Tavistock Museum

Restoring Our Brentor Banner

Brentor Band-of-Hope banner made for the congregation of the Brentor Bible Christian Chapel in about 1900

Each year Tavistock Museum tries to repair an object in its collection. This summer textile conservators at the Royal Albert Memorial Museum (RAMM) in Exeter are restoring the Brentor village banner.


With its vibrant colours, The Band-of Hope banner is the most impressive of our three religious banners. Sadly, it is the one most in need of restoration to stop deterioration and repair damage.

The Band-of-Hope was a temperance movement which received popular support in the years leading up to the First World War. Village branches became part of the social fabric in the Tavistock mining areas as many Methodist chapels supported the temperance cause. Pre-WW1 they held biennial demonstrations where columns of young people walked behind their village banners. These were some of the longest processions seen in our town.

It was a grand day out for the young people. The events took on a carnival-like atmosphere and ended with musical entertainment. Having such a striking banner to follow would have been a cause of great pride for the young people of Brentor.

The 21.5 m x 1.5 m Brentor Band-of-Hope banner is believed to have been made for the congregation of the Brentor Bible Christian Chapel in about 1900. An important object for our mining world heritage site, it shows the close link between Methodist chapels and their communities. As religious and social centres, the chapels did much to hold mining communities together during times of economic boom-and-bust.

The banner appears in the early pre-WW1 photographic records of our town which feature the demonstrations. Two persons holding vertical poles carried the banner, which hung from a horizontal rail between the poles. It is rare to have a museum object so closely linked to a local village.

After WW1 support for the temperance movement fell away and there was no further use of the banner. For decades, it lay folded at the back of a local chapel until the Tavistock Methodist Circuit donated it to the museum in 2019.

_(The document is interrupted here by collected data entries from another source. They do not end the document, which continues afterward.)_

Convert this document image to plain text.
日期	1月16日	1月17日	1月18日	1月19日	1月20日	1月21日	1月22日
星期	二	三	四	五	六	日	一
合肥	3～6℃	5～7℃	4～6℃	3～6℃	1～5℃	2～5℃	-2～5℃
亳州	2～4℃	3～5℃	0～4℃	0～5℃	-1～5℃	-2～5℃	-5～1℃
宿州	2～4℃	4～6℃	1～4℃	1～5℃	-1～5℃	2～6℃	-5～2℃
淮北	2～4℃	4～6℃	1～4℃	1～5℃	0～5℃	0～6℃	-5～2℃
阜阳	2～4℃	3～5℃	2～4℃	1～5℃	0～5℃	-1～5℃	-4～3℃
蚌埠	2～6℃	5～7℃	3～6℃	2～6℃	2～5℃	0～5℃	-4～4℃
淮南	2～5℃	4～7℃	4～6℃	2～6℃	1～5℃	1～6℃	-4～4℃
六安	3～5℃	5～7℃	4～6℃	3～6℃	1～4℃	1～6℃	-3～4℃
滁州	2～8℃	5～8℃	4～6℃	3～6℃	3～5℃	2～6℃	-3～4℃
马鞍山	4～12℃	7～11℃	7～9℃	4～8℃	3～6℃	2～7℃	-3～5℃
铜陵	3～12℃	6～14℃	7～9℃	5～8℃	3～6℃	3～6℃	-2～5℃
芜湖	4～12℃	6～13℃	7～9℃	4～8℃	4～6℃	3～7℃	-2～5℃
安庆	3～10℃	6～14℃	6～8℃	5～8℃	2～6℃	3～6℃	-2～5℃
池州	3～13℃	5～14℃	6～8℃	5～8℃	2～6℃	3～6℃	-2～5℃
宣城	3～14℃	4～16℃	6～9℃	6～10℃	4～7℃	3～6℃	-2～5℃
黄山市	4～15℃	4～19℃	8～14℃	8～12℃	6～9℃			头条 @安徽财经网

This year a textile conservator at RAMM carried out a condition assessment. They identified a number of issues including – minor structural damage, surface damage, disfigurement, chemical deterioration, biological deterioration and accretions. Much of the restoration work has been carried out under supervision by a young person from Tavistock named Martha who is a textile conservation student at the Centre for Textile Conservation, Glasgow University.

The museum is grateful for the offers of financial support from local organisations and residents to undertake this project.